A Dream Deferred | HBCU Conference 2024

Black Educators on the Value of an Inclusive AP Program

Attendee in the crowd at A Dream Deferred

Black students benefit from having Black educators at the head of the classroom. That finding has remained true across decades of research, showing that students are more likely to succeed when they encounter teachers who share their background and life experiences.

During a powerful presentation at A Dream Deferred™, three Black women who lead Advanced Placement® classrooms and champion equity efforts at Homewood-Flossmoor Community High School in the Chicago suburbs called for more educators of color in AP courses.

Black teachers are especially attentive to inclusivity in the curriculum. We know the importance of understanding multiple stories and narratives.

Catherine Ross-Cook, Diversity, Equity, and Inclusion Coordinator, Homewood-Flossmoor Community High School

If schools are serious about closing persistent racial gaps in AP participation, Black educators are a critical part of the solution, said Krystal Davis, an AP teacher and education pathway coordinator.

“We are able to build real relationships with our students,” she said, “We’re able to motivate them, make them want to take our classes.”

It’s a matter of both straightforward inspiration—teachers who serve as models of Black excellence and academic confidence—and providing culturally responsive forms of student engagement and support, Krystal Davis explained.

She talked about the deep discussions she’s been able to host around issues of race, history, trauma, recognition—all themes that come up throughout her courses on literature and history. “We provide the space for students to have those hard conversations in and out of the classroom,” she said.

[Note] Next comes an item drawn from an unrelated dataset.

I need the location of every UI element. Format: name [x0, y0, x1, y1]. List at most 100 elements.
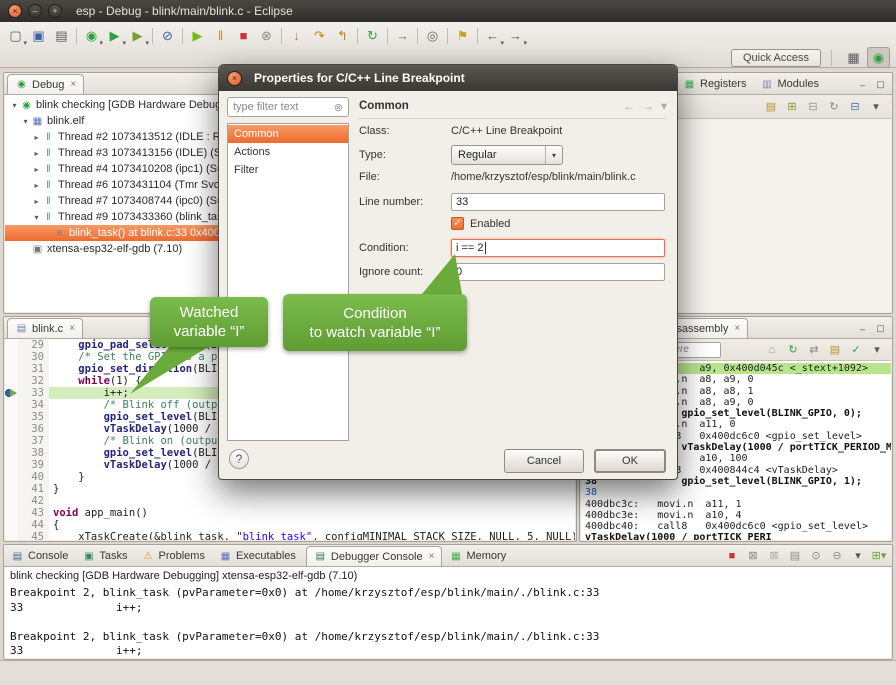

Students encounter all kinds of difficult subjects or harsh language in popular culture—in music, online, in everyday conversation—and she wants them to ask deeper questions about where those issues originate. “Always asking, ‘Do you know the context behind that?’ It helps them develop this racial stamina.”

School leaders need to make room for teachers who can code-switch and make authentic connections with students from different backgrounds. As an example, Krystal Davis cited her decision to wear customized Converse sneakers to school, something that sparked conversation and recognition among her students but prompted some colleagues to question her professionalism.

“There’s respectability politics that show up for us even in how we show up for one another,” said Catherine Ross-Cook, diversity, equity, and inclusion coordinator at Homewood-Flossmoor. Giving Black educators ample opportunity to collaborate, talk, and offer mutual support is important in building a strong school culture, she added.

Terri Davis, another AP teacher at Homewood-Flossmoor, emphasized how valuable it has been to have Black colleagues who can share the burden of mentoring Black students and navigating challenges in adapting curriculum to fit student interests. That support allows her to cope with hard moments and focus on bringing joy and curiosity to the classroom, Davis said.

She likes to offer students the same advice she got from her dad: “If you have not learned anything new today, you have basically wasted your time.” She also passes on her belief that learning is easier in a classroom where students feel safe enough to talk and share.